Elle confirme sa présence dans un univers médiatique en pleine mutation. Les opportunités numériques et une nouvelle économie des médias de masse n’ont pas su la ralentir. Au contraire. Près de 550 000 Canadiens écoutent la radio communautaire chaque jour selon une étude réalisée en 2017, par la firme Nanos Research.
On dénombre près de 200 radios communautaires et de campus au Canada, membres de la National Campus and Community Radio Association, de l’Alliance des radios communautaires du Canada et de l’Association des radios communautaires du Québec. Multilingues, anglophones, francophones ou autochtones, elles offrent une voix et des antennes aux cultures qu’elles portent. Et elles arborent des profils variés. Certaines disposent de maigres revenus annuels avoisinant les 5 000 $. C’est le cas de CJUC-FM à Whitehorse au Yukon et de CHBB-FM à Norris Point à Terre-Neuve. D’autres subsistent avec des revenus annuels variant entre 20 000 $ et 60 000 $ et des équipes de 40 bénévoles. Et au haut de l’échelle, dans les démographies de plus d’un million de personnes, la radio de type City U-FM vit avec un budget de 600 000 $ et jouit d’une force vive de 265 bénévoles.
La force de ses artisans
Sans l’apport de ses artisans, de ses employés sous-payés et d’une armada de bénévoles, les radios communautaires au pays ne pourraient jamais survivre. Ces bénévoles sont le facteur X de la radiodiffusion associative. Des radios soufflent comme un printemps perpétuel sur toute l’industrie de la radiodiffusion canadienne et mondiale. De nouvelles antennes hertziennes se hissent encore au Canada et dans le monde, en dépit des difficultés économiques et d’un manque flagrant de ressources. Car ses artisans sont animés d’une profonde passion pour le médium. Ils nourrissent la culture et les sous-cultures canadiennes, offrent une voix à ceux qui n’en ont pas. Littérature, théâtre, musiques émergentes et actuelles, bande dessinée, actualité et information municipale, politique internationale, mouvements démocratiques et sociaux ; les hommes et femmes de la radio communautaire portent à bout de bras une part de notre tissu social et une économie alternative des médias.

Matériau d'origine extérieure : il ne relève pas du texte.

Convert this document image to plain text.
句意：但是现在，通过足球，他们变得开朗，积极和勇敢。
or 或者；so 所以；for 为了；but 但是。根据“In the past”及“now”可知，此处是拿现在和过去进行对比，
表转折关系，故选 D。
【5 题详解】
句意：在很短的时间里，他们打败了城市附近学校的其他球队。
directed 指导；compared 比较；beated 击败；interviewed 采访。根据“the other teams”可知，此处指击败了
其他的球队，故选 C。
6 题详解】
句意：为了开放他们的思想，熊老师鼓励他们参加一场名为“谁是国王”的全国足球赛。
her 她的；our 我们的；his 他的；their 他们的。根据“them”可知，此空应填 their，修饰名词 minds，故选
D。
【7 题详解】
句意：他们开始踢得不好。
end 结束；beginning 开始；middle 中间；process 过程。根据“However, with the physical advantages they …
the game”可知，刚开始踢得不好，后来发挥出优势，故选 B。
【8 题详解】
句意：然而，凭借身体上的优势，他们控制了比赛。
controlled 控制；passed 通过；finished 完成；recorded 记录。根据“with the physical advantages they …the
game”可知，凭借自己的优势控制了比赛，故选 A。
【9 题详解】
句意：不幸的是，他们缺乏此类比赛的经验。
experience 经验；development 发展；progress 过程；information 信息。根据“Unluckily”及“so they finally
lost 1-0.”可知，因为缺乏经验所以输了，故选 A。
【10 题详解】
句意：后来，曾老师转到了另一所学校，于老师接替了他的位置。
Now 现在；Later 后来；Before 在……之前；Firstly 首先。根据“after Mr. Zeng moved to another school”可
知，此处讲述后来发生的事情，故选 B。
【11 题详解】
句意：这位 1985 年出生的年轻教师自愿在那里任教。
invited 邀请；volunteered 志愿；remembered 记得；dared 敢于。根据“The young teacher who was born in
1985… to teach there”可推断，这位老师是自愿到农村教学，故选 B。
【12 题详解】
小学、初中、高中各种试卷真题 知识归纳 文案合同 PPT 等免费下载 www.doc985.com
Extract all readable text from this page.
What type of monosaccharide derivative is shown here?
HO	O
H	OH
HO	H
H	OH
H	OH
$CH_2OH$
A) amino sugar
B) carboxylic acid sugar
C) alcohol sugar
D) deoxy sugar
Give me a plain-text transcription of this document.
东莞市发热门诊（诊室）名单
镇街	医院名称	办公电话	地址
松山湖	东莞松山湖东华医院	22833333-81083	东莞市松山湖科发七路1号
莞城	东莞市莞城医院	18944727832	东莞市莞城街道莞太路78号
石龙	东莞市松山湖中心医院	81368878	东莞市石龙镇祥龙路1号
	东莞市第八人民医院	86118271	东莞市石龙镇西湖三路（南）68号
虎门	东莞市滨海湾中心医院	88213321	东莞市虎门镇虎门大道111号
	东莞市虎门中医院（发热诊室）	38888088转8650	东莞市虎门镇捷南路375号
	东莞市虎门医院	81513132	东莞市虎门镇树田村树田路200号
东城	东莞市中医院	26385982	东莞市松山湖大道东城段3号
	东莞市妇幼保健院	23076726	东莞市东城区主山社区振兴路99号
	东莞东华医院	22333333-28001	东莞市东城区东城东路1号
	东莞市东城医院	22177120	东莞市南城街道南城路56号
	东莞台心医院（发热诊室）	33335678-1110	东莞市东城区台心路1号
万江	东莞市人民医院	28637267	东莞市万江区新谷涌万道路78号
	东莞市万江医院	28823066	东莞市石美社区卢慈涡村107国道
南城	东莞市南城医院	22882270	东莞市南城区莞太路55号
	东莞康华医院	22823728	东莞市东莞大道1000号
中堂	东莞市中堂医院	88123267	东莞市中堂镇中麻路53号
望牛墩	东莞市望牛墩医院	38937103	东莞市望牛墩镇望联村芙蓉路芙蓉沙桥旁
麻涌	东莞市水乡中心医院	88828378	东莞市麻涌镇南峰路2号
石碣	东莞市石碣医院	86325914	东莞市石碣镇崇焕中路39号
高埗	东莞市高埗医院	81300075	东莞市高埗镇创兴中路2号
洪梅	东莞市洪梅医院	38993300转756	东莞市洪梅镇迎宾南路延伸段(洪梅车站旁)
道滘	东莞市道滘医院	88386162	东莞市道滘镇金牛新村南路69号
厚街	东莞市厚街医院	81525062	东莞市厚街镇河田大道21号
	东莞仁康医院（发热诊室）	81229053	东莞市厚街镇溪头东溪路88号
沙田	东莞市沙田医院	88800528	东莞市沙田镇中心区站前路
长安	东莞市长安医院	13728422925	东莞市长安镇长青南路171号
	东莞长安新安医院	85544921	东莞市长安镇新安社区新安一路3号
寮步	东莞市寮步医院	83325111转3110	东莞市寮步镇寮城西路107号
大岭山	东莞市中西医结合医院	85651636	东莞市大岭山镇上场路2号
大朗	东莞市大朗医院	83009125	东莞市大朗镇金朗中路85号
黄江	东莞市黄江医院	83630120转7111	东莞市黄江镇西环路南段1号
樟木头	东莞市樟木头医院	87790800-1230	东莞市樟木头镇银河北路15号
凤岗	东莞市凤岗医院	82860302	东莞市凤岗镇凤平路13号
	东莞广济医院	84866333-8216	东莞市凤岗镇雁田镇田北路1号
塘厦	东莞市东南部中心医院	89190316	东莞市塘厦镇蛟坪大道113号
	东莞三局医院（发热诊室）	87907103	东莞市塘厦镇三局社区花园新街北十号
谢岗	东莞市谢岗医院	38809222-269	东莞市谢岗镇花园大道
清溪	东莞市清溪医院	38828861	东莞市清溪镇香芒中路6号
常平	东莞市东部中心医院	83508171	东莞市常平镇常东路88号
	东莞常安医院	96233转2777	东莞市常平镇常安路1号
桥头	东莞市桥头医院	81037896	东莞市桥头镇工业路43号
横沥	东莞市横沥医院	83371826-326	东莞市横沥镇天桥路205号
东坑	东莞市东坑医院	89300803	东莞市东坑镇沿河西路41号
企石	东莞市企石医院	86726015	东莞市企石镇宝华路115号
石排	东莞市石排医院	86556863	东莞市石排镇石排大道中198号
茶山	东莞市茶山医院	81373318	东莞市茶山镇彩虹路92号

Le défi de la numérisation de la radio
Cette diversité d’approches et de modèles démontre qu’on peut faire de la radio où que l’on soit et peu importe nos moyens. Dans plusieurs pays, la radio a bien intégré les nouveaux paradigmes et canaux de diffusion. Ceux qui devaient, disait-on, accélérer sa chute. Si le balado se fait encore plus économe que la radio, l’instantanéité lui fait en revanche défaut. La radio hertzienne a rapidement intégré le balado, la lecture en continu et les retransmissions Facebook Live à ses modèles de diffusion. Elle s’offre ainsi des publics en direct et en différé : celui du hertzien, des médias sociaux, du balado et du web. Elle est tantôt radio ou web, parfois application audio et balado ou télévision. C’est le cas de CHOQ.ca, la radio de l’Université du Québec à Montréal, de Lot Radio de Brooklyn à New York, ou de Resonance FM au Royaume-Uni. Dans certains cas, on est confiné à son studio. Ailleurs, on diffuse de la maison ou d’un balcon de Miami ou d’un club de Moscou. Les radios parlées communautaires et universitaires s’adaptent pour rejoindre leurs publics. Les soirées d’écoute publiques redeviennent à la mode dans des créneaux surtout liés aux arts radiophoniques. Un peu comme on le faisait aux débuts de la radio où, depuis un salon, on se rassemblait autour d’un poste pour écouter un concert ou un théâtre radiophonique, ou pour prendre des nouvelles du front.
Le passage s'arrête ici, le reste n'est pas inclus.